Big Sand Lake is essentially a big swelling in Big Sand Creek, but a particularly picturesque one, especially with a bull moose at one end. In August, the huckleberries in the woods between it and the pass should be ripe, something you might need to allow for in your planning of hike time. They slowed us down considerably.

The last couple miles up to Blodgett Pass were well switch backed and relatively easy, and the pass itself is well worth a long rest. The views are fine, the rocks superb. I particularly liked Blodgett and Shattuck Mountains and the ridge between them, their light colored rock striped and streaked with darker rocks and linear plantings of trees, their tops sporting a few jagged outcrops.

The trail switchbacks down from the pass to Blodgett Creek, then follows the creek through Blodgett Canyon to the trailhead near Hamilton. This part of the hike is relatively level, alternating between woods and meadows. There are small falls and pools along this exceptionally fine-looking and very clear stream.

Blodgett Canyon has some of the finest rocks I’ve ever seen. In places its walls rise 4,000 feet above the valley floor. They are sheer, slabby, and grey, arranged in peaks and ridges, and looking stark, remote, and cold. Some are streaked in tones from white to black, just like those at the pass. Most all are jagged on top, for these are new rocks, as things go. There are few trees because of the steep slopes, I think, rather than because of the elevation.

If you don’t have time or energy for the backpack, the trip into the canyon from Hamilton comes highly recommended. It’ll take only a few minutes for you to realize why this is the most popular hike in the Bitterroots.

But no matter which hike you do, head into town when you’re done and visit the old fashioned ice cream parlor. It’s probably not the same one McLean mentioned in his story, but it serves a fine ice cream soda.

Trail Notes: Finding places to camp between Duck Lake and Blodgett Creek can be a bit of an issue except for Big Sand Lake, so keep that in mind on that stretch.

Directions: Take the road to Elk Summit, a right off Highway 12 about 1 mile past Powell, Idaho.
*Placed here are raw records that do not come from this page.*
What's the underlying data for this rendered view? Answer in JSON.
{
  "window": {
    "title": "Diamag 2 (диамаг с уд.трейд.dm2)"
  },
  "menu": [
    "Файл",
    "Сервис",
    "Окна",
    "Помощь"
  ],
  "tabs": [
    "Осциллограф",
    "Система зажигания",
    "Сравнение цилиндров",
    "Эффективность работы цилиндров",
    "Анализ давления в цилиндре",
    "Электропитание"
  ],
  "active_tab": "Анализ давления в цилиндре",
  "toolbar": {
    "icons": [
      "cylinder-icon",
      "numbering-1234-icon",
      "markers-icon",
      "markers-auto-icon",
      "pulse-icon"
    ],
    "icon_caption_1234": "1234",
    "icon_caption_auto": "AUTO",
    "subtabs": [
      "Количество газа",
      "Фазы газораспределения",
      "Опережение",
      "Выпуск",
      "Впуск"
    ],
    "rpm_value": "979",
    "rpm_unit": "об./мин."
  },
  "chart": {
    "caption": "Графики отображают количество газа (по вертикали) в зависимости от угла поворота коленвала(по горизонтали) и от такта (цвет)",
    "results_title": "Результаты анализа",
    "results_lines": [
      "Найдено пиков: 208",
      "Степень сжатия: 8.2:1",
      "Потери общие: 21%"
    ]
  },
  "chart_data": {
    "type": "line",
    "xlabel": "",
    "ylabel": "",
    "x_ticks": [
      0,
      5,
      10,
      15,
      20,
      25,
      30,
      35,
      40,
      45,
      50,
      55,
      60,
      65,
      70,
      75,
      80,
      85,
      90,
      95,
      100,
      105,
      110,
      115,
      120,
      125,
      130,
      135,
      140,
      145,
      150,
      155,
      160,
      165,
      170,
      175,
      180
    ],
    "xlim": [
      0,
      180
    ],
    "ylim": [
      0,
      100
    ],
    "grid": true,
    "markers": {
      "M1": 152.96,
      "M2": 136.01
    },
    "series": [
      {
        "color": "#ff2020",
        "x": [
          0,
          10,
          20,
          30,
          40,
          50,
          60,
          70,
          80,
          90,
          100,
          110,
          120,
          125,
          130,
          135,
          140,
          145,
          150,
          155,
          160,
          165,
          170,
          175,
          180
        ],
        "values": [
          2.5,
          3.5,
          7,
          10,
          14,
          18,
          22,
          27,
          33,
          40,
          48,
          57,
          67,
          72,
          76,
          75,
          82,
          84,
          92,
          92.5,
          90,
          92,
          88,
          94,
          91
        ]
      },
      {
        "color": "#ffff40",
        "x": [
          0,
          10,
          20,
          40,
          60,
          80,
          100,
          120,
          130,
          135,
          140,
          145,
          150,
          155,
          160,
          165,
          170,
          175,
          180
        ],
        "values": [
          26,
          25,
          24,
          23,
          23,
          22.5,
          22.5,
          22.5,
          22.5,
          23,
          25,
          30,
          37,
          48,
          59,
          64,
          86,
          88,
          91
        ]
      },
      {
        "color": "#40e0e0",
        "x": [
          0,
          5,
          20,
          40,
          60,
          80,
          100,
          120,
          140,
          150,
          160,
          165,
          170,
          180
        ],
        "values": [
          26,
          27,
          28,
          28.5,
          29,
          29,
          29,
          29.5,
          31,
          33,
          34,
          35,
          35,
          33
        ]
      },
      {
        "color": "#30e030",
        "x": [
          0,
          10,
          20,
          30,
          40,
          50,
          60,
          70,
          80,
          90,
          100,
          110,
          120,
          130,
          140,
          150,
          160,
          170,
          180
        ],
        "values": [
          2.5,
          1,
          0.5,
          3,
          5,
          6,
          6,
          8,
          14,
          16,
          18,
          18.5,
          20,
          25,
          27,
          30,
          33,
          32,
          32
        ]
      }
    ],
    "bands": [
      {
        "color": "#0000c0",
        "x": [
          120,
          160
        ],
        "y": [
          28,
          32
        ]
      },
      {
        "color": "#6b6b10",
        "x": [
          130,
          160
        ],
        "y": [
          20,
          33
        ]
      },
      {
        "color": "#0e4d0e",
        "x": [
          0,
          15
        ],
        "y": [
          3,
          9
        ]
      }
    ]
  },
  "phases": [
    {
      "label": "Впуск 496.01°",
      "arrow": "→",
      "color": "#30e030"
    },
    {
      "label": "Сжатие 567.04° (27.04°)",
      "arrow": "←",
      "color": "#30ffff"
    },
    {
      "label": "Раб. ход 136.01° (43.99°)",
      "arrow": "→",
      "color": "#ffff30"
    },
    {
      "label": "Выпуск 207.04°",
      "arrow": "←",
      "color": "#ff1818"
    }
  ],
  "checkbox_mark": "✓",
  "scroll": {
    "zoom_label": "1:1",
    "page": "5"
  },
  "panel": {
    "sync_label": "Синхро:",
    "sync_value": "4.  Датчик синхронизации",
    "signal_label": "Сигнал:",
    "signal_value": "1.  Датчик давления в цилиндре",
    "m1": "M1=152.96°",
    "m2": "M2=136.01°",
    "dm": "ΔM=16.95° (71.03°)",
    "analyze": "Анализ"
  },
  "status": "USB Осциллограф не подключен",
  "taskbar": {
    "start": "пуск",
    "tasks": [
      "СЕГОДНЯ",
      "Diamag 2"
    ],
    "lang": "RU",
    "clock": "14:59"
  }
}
Drive until it ends at the lake. The trailhead is on the left before the end of the road, near a small cabin. We parked in the lot above the lake and near the end of the road.

To find the Hamilton trailhead, take Highway 93 south from Missoula or Lolo, until you reach Hamilton. Turn right at the light on Main Street. This road winds this way and that for about 5 miles until you come to a sign that directs you to the Blodgett trailhead straight ahead or the Canyon Creek trailhead to your left. There’s parking at both.

Note: The car shuttle for this hike is time consuming. We used 2 cars for 6 people, one of the cars a van. We dropped people at Elk Summit (2 hours of side trip, give or take), and drove the van to the Blodgett Canyon trailhead. By the time we were back at Elk Summit, we’d been on the road for 11 hours. We spent that night at the summit, as well as our last night after the ice cream sodas and dinner. That last night there also were moose, and a bunch of hoofed creatures stomping around in the dark. Because we were sleeping out rather than in a tent, I mostly wished for a hard hat.

Information: Stevensville Ranger District, Bitterroot National Forest (406) 777-5461; Powell Ranger District, CWNF, (208) 476-0129

Maps: USGS Cedar Ridge and Jeanette Mountain, Idaho; Blodgett Mountain, Idaho-Montana; and Prinz Ridge, Montana

Connections: Blodgett Lake is just 1 ½ miles farther up the canyon from the trail down from Blodgett Pass. It sits in a basin surrounded by huge granite in the form of boulders, boulder slides and boulders-to-be that still remain up on the mountains. It’s different rock than the shiny beige granite in vertical slabs that characterize lower Blodgett Canyon. Here, it’s mostly light grey rock with dark highlights, the same stuff that’s at nearby Blodgett Pass. Clumps of sub alpine fir decorate the entire area and provide shade at lakeside. There are views down canyon of the Blodgett Pass area and of the tip of Blodgett Peak.